While Wenger was unable to recapture the glories of the past towards the end of his illustrious career, he has left an indelible mark on the sport as a manager who paved the way for the likes of Jose Mourinho, Pep Guardiola and Jurgen Klopp – managers imported from diverse European leagues who have become successful in their own right in today’s English Premier League.
If the nicest thing we can do is to send our roses of appreciation to those we love while they are still living, then a statue in honour of Arsene Wenger while he is still here with us would be fitting.

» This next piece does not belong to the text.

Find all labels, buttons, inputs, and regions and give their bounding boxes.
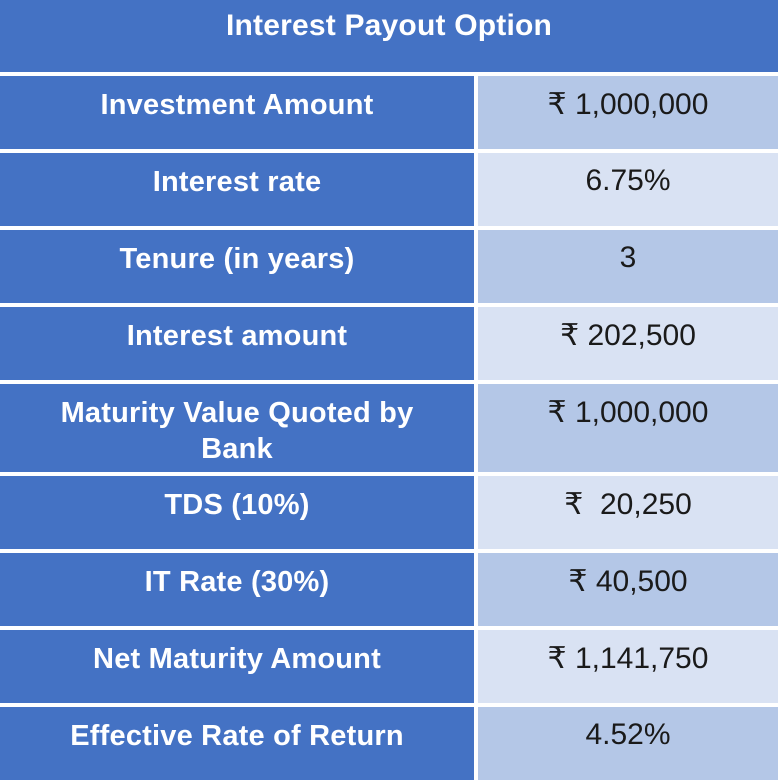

It was a privilege to be a ballboy at the club when Arsene Wenger arrived; euphoric to be in Emirates stadium shouting my head off at the return of Thierry Henry scoring a goal on his second debut in the FA Cup against Leeds and a delight to be among the crowd of red and white during the 2014 FA Cup parade – the first of three before Wenger took his final bow from the club which he lived and breathed and gave his all to. Audacious he was; ambitious he is and for us fans he gave us something wider than our widest dreams and for that I say “Merci beaucoup.”